Uno strumento di pagamento innovativo: la Tremonti Card o Social Card [Commento 1]

  • Eugenio Bruno 28 giugno 2008 at 01:51

    Per i primi 200 milioni della Robin tax una destinazione c'è: la carta prepagata da 400 euro per gli acquisti degli anziani a basso reddito. Ma, allo stato, è questo l'unico punto fermo sulla card sociale. Oltre alla disponibilità espressa dalle associazioni di categoria dei commercianti, che praticheranno gli sconti, e alla partecipazione di Poste italiane, che distribuirà le tessere.
    Nessuna novità sul fronte dei beneficiari. La norma affida a un decreto dell'Economia, da emanare di concerto con il Lavoro, il compito di individuare i criteri e le modalità per l'erogazione della card. L'obiettivo è soddisfare le esigenze di 1,2 milioni di anziani, garantendo loro uno sconto sui prezzi dei generi alimentari e sulle tariffe elettriche. Ma quali saranno gli anziani coinvolti non è ancora noto. L'ipotesi è che si tratti di pensionati al minimo che fruiscono delle maggiorazioni sociali Inps.
    Una volta individuati i destinatari, sarà più chiaro anche il compito del partner tecnico, Poste italiane. Ad esempio si saprà se la tessera verrà distribuita ai pensionati che si presenteranno allo sportello per ritirare l'assegno oppure verrà spedita a casa. Una differenza non da poco se si vuole rispettare il termine del 30 settembre 2008 indicato nel decreto. Tanto più che, nella messa a punto dell'intervento, ci sono da considerare i tempi tecnici dei fornitori per evadere l'ordine di un numero così elevato di card.
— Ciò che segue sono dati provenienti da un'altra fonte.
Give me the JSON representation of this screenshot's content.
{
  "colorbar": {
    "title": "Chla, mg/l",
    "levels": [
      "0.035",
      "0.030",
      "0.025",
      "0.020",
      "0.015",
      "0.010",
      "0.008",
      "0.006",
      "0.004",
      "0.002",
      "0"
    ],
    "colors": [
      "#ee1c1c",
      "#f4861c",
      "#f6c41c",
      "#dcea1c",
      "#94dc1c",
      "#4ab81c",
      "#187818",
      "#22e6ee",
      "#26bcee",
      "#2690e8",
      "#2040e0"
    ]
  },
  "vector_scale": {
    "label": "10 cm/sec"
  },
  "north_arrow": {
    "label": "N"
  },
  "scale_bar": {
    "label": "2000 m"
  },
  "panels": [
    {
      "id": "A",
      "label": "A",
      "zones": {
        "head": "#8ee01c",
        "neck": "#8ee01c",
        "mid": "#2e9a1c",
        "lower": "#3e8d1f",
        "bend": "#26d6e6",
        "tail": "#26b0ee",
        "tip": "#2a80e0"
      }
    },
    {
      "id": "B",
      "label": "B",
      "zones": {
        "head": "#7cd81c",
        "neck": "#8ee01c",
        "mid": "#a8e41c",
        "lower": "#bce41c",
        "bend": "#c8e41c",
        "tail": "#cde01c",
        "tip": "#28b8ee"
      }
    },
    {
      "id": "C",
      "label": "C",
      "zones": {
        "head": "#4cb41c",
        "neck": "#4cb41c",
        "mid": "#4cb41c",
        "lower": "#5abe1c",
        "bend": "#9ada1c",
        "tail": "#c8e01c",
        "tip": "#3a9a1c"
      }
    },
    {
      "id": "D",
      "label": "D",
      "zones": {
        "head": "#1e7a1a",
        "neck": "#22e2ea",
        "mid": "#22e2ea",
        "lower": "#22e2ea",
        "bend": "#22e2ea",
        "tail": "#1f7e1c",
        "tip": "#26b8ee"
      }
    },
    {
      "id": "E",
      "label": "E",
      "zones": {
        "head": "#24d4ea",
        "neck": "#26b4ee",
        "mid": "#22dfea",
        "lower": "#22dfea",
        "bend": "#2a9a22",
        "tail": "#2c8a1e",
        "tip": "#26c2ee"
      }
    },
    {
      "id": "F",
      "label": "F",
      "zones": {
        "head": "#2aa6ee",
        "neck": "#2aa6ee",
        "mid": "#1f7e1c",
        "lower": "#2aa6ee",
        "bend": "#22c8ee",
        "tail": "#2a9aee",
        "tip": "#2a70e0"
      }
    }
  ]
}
    Resta aperta la partita più ampia: chi praticherà gli sconti (pare nell'ordine del 10%) e su quali beni. Interpellate sul punto, sia Confcommercio che Confesercenti ribadiscono la volontà espressa dai rispettivi presidenti di essere della partita. Ma dicono che una "bozza" di convenzione ancora non c'è e neanche una convocazione ufficiale da parte dell'Esecutivo.